By this point, it was nearly a done deal that Brazilian President Dilma Rousseff would be impeached: 235 had voted in favor, compared to 82 against. But the words of Bolsonaro, known for provocative statements during a career in Congress that dated back to 1991, summed up how many conservatives were interpreting what was happening — and it had nothing to do with Rousseff’s alleged breaking of fiscal laws and sleight-of-hand budget maneuvers.
“On this day of glory for the people there is a man who will go down in history. Congratulations, Speaker Eduardo Cunha,” said Bolsonaro, receiving a few muddled cheers and boisterous boos when speaking about the man who spearheaded the impeachment proceedings.
“They lost in ’64 and they lost now in 2016,” said Bolsonaro, referring to Brazil’s left and the beginning of the 1964-1985 dictatorship.
Surrounded by dozens of deputies, waving his hands and shouting into the microphone, Bolsonaro went on: “For the families and the innocence of children that the Workers’ Party never respected! Against communism! For freedom! Against the São Paulo Forum!”
The São Paulo Forum, founded by the leftist Workers’ Party in its namesake city, is a conference of leftist parties and other groups from Latin America and the Caribbean — the kind of gathering that conservatives like Bolsonaro frequently bash. In recent decades, participants have mostly been fringe politicians of socialist leanings, but that is enough for the forum to be a bogeyman for far-right activists and fans of conspiracy theories.
Then came Bolsonaro’s most fiery statement, which provoked gasps, boos and some muted cheers in the chamber as he delivered it: “In memory of Col. Carlos Alberto Brilhante Ustra, the dread of Dilma Rousseff!”
It was a shout-out to the military officer who had overseen the repressive apparatus that tortured Rousseff when she was imprisoned — clearly a low blow, and shocking even by Bolsonaro’s standards.
In the early 1970s, Ustra was head of the Department of Operations and Information, an investigative unit of the Army that focused on gathering intelligence and torturing perceived enemies of the dictatorship. Dozens died while he ran the unit and several hundred were tortured. While in 2008 Ustra would be recognized as a “torturer” by a civil court in São Paulo, until his death in 2015 he continued to be active in military clubs, often defending the dictatorship.
Bolsonaro’s hearty embrace of Ustra captured a growing idea in many circles, albeit a romantic and, for many, incorrect idea, that things were better when the military was in power. To hear Bolsonaro and supporters tell it, during the dictatorship there was less violence and less corruption in politics, and since things like gay marriage and LGBT rights didn’t exist, they didn’t endanger nuclear families made up of husbands and wives.
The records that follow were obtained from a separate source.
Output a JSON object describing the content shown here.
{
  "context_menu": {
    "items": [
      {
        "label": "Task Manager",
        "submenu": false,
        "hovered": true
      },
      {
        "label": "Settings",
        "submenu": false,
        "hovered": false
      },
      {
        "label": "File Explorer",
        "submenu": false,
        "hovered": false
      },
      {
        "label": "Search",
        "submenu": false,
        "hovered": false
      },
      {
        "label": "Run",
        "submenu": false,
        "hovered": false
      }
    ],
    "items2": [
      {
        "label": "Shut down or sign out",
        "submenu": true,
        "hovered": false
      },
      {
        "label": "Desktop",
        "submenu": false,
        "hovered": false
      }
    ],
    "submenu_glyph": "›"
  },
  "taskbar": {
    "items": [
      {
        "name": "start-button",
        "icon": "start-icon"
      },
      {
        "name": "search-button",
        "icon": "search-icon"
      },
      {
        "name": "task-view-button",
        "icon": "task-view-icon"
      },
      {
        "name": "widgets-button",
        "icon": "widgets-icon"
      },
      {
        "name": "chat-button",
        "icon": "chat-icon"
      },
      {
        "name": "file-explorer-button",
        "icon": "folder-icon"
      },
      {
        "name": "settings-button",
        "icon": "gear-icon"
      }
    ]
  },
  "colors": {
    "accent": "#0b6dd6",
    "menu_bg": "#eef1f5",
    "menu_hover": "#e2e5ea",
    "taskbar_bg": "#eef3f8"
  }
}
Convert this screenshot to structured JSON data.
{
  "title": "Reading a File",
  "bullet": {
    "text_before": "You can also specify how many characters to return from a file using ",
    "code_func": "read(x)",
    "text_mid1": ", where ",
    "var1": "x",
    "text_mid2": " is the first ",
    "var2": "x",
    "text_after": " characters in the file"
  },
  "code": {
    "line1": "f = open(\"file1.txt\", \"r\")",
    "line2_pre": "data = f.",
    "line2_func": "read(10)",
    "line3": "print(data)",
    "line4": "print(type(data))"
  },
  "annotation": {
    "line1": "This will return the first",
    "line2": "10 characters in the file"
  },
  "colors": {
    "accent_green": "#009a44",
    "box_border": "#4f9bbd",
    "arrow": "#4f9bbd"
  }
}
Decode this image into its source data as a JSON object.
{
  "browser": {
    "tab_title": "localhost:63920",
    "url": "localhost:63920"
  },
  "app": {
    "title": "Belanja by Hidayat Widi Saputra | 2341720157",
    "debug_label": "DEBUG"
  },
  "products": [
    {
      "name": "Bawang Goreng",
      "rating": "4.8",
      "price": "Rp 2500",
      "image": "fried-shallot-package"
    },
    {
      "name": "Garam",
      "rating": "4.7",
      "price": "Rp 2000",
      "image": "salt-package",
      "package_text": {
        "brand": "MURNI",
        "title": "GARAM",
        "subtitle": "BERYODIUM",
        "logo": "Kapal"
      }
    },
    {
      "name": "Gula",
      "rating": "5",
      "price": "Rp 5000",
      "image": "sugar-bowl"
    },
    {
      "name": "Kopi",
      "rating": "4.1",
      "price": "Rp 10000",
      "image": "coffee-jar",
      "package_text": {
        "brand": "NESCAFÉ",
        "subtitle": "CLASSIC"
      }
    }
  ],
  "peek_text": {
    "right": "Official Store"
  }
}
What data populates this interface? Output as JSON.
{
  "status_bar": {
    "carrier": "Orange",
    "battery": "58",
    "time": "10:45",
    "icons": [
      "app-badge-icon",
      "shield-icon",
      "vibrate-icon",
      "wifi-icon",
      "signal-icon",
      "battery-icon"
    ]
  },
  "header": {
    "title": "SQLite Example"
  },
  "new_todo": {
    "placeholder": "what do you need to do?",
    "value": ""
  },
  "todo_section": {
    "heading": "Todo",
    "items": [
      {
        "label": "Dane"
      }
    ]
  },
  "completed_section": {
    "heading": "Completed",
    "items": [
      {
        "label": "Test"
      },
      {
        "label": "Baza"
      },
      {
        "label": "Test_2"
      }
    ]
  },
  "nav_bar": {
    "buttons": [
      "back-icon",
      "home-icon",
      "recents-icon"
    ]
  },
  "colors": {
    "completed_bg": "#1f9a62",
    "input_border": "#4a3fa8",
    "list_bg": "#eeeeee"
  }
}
According to this line of thinking, the only way to pull Brazil from recession and tackle chronic problems like violence was to uproot leftist ideologies and bring back more “traditional values.”
The thrice-married and dirty-mouthed Bolsonaro was hardly a model of the evangelical Christian values he espoused. His list of offensive statements was long: He said he would rather have a dead son than a gay son. During an argument, he told a congresswoman, “I wouldn’t rape you because you don’t deserve it.” He frequently insulted gays, Blacks and women. But those kinds of statements, similar to the one about Rousseff ’s torturer, garnered him attention and added to an everyman persona.
“Brazil above everybody. God above everything. My vote is yes,” Bolsonaro concluded his vote, cheers finally overtaking the boos as he raised his arms as if in victory. That vote, while controversial and condemned in many circles, raised Bolsonaro’s national profile enormously, helping him lay the groundwork for this presidential run in 2018.
What were Rousseff’s thoughts and feelings as the far-right leader expressed himself in this way?
“Bolsonaro’s vote was very sad to watch,” Rousseff told The Associated Press in comments made a year later in an interview that still reflected the hurt. “I don’t think average Brazilians are OK with what he said. Even those that didn’t like me.”
Another vote that would be repeatedly played on newscasts was that of Cunha, the speaker. He didn’t even have to vote, since he was presiding over the session.
“May God have mercy on this nation. I vote yes,” said Cunha, who simply sat back in his chair.
When the impeachment vote concluded, the final tally was 367-137 against Rousseff. Impeachment legislation would now move to the Senate.
With the realization that she was now one step closer to being ousted, celebrations erupted among many congressmen, and fireworks flashed and echoed in many cities. Meanwhile, some deputies supporting Rousseff cried in the chambers.
Many Brazilians believed the demise of Rousseff and her Workers’ Party would mean the start of the country’s comeback. Even though it meant little-known Vice President Michel Temer could soon take over, many hoped that Rousseff ’s ouster would lead to a massive cleaning out that would sweep away Cunha and other politicians accused of corruption. Others likely just pretended they believed that.
For many who watched the proceedings live — whether one supported impeaching Rousseff and felt elated relief or thought it a terrible idea and felt dejected — another common feeling at the conclusion was embarrassment. The voting had laid bare the lack of preparation and seriousness of many congressmen. Many hadn’t bothered to even mention the accusations against Rousseff when casting their vote, much less engage with them.
Beyond that, there was the reality that many deputies were themselves accused of crimes — and thus were hardly in a position to judge anybody.